Dass sich YB am Dienstagabend mit dem 2:1 für die Champions League qualifiziert hat, freut auch die nationale Konkurrenz. Denn die Qualifikation des Schweizer Meisters für die Königsklasse spült dank des Verteilschlüssels der Uefa auch den anderen Superligisten Geld in die Kasse. 600'000 Franken.

Für den FC Thun mit einem Budegt von etwa 6 Millionen Franken für die 1. Mannschaft ganz schön viel Geld. Thun-Sportchef Andres Gerber: «Überraschend kommt das Geld nicht, wir wussten im Voraus, was auf dem Spiel steht. Aber es ist natürlich hoch erfreulich, dass wir 600'000 Franken erhalten, die wir nicht budgetiert haben.»

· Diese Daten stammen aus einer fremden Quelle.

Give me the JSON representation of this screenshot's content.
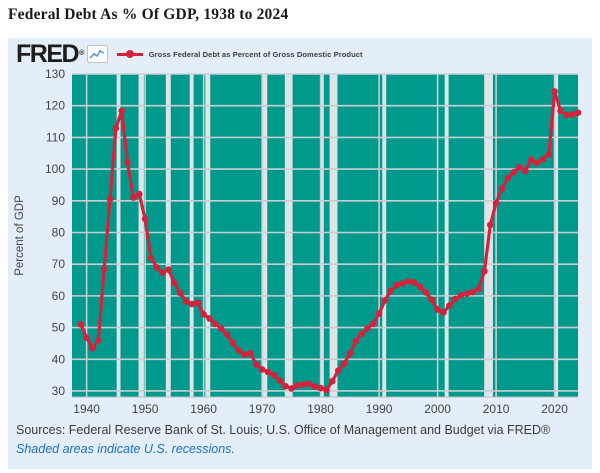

In Thun ist man froh über das zusätzliche Geld. Sportchef Andres Gerber: «Es nimmt uns ein wenig vom wirtschaftlichen Druck.»  (Sven Thomann|Blicksport / THOMANN SVEN )

Das Geld wird im Berner Oberland sicher nicht sofort wieder investiert. Gerber: «Wir wissen schon, was mit dem Geld anzufangen. Es nimmt uns sicher ein wenig vom wirtschaftlichen Druck. Es ist ja nicht so, dass wir nun zu viel Geld hätten. Wir haben jetzt einfach weniger zu wenig!»

Auch in St. Gallen freut man sich natürlich über das zusätzliche Einkommen. Sportchef Alain Sutter: «Es ist eine super Sache für YB und den ganzen Schweizer Fussball – nicht nur finanziell, sondern vor allem fürs Prestige. Schön, dass auch wir davon profitieren. Wir schauen nun, wie wir den Zustupf innerhalb des Klubs einsetzen. Eingeplant haben wir ihn natürlich nicht. Davon auszugehen, dass wir alles in die Transferkasse stecken, wäre aber sicher falsch.»

In Luzern will man den Zustupf nicht auf die hohe Kante legen. FCL-Investor Bernhard Alpstaeg: «Selbstverständlich kann dieses Geld sofort wieder investiert werden.»